10 Aralık 1948, uygarlık tarihinde çok önemli bir dönemeç. Henüz üç yaşındaki Birleşmiş Milletler (BM) örgütü, genel kurulda “İnsan Hakları Evrensel Bildirgesi”ni (İHEB) Doğu-Batı blokunun büyük uzlaşması (mülkiyet hakkı ikilemi!) ile benimser. Temel hedef yeryüzünde kalıcı bir barış, gönenç, uygarlık yaratmaktır. İlk maddesinde çok doğallıkla, tüm insanların özgür doğduklarına (köleliğin reddi!), hak ve özgürlükler bakımından hukuk önünde eşit olduklarına güçlü vurgu yapar. Kabul edilmesinden bu yana geçen 75 yılda, insan hakları alanında gerek uluslararası gerek ulusal düzeyde bütün olumlu gelişmelerde etkili olmuştur.

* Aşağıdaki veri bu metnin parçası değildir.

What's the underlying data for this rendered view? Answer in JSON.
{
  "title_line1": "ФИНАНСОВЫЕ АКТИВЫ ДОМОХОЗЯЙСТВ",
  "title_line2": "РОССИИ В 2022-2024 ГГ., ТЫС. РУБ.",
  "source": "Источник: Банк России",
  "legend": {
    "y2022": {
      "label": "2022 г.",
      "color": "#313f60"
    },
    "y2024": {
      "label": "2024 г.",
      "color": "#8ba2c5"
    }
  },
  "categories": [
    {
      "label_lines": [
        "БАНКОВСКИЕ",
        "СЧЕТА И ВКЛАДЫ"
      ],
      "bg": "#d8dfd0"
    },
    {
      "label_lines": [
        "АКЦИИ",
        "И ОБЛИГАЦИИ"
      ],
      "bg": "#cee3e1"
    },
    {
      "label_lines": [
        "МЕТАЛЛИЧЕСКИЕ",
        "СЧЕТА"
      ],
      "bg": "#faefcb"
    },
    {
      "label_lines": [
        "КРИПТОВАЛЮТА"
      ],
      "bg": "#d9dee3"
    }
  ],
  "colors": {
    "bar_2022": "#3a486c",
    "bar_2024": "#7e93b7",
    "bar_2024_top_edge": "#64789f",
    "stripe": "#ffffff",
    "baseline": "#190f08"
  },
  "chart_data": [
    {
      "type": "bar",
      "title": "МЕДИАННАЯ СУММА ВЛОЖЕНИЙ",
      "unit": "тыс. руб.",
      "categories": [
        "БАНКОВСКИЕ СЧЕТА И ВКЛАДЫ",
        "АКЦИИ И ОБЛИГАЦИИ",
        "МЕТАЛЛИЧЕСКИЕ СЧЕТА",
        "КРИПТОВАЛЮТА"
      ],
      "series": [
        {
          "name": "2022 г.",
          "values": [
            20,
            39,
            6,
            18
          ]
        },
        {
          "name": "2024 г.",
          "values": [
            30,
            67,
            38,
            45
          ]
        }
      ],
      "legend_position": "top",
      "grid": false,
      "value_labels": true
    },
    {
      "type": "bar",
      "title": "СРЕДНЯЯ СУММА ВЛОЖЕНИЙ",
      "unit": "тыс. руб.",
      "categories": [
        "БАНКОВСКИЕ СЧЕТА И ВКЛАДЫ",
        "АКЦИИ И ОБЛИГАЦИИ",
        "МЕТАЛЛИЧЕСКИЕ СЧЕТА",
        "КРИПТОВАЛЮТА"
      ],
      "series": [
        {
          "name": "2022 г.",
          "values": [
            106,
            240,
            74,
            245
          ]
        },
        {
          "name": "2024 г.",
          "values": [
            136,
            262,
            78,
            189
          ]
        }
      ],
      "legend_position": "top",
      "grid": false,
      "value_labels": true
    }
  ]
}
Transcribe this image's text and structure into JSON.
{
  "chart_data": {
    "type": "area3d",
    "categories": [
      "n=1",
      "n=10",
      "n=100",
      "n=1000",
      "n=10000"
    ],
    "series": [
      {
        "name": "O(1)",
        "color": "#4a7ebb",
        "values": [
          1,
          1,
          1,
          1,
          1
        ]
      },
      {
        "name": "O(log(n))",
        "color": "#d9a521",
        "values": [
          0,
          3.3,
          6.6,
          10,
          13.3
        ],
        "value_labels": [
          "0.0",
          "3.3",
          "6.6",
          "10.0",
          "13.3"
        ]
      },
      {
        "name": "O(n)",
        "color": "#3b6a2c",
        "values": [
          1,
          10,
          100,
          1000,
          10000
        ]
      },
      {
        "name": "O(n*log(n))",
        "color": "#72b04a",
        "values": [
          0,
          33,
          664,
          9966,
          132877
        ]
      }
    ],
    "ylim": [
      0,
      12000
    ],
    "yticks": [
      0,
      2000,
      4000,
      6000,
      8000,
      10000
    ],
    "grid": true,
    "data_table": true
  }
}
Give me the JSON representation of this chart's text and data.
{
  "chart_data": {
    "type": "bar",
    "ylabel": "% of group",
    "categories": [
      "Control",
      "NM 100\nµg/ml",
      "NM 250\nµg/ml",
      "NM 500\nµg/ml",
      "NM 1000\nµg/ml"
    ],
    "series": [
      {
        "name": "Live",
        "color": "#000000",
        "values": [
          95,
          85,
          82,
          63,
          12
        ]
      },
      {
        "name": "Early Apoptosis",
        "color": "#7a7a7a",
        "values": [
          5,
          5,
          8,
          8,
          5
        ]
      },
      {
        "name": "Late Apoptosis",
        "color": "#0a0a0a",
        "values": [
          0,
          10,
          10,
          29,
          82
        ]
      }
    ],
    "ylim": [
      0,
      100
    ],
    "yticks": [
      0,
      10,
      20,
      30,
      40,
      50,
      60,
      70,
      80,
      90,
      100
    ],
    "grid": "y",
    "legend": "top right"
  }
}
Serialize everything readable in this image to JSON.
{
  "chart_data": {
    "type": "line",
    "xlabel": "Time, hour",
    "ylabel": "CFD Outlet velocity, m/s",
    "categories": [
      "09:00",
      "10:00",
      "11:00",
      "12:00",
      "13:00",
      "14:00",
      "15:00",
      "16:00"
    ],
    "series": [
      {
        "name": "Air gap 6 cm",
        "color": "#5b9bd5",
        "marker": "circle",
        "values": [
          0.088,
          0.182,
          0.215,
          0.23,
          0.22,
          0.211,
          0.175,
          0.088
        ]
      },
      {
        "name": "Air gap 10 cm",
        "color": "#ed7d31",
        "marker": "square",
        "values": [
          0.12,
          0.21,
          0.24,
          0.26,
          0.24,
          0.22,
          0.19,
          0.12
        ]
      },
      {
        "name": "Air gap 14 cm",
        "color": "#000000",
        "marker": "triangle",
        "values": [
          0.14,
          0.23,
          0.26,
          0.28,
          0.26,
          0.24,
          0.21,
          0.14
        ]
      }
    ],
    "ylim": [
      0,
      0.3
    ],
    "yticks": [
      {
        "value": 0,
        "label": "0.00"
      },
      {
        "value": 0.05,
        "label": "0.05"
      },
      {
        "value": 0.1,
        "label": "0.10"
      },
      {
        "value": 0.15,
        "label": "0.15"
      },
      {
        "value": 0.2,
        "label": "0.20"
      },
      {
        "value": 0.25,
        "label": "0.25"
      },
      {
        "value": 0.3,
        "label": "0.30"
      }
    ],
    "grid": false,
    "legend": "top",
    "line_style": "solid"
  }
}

Türkiye, Bakanlar Kurulu kararı ile bildirgenin resmi Türkçe çevirisini Resmi Gazete’de yayımlanmıştır (27.05.1949, s.7217). İHEB, insan haklarının evrensel kabul gören ilkelerini belirlemektedir ve insan hakları alanında önemli bir öncü belgedir. İnsanların doğal varlığındaki onuru ile eşit ve devredilemez haklarını tanımanın dünyada özgürlük, adalet ve barışın temeli olduğunu vurgulamaktadır. İHEB, insan haklarının, bu haklar temelli hukukun üstünlüğüyle korunmasının önemli, gerekli ve olanaklı olduğunu belirtmektedir.

Bu yıl İHEB 75. yaşını bitiriyor, kısa bir süre sayılmaz. Kapsamlı bir özdeğerlendirme yapılması gerekir.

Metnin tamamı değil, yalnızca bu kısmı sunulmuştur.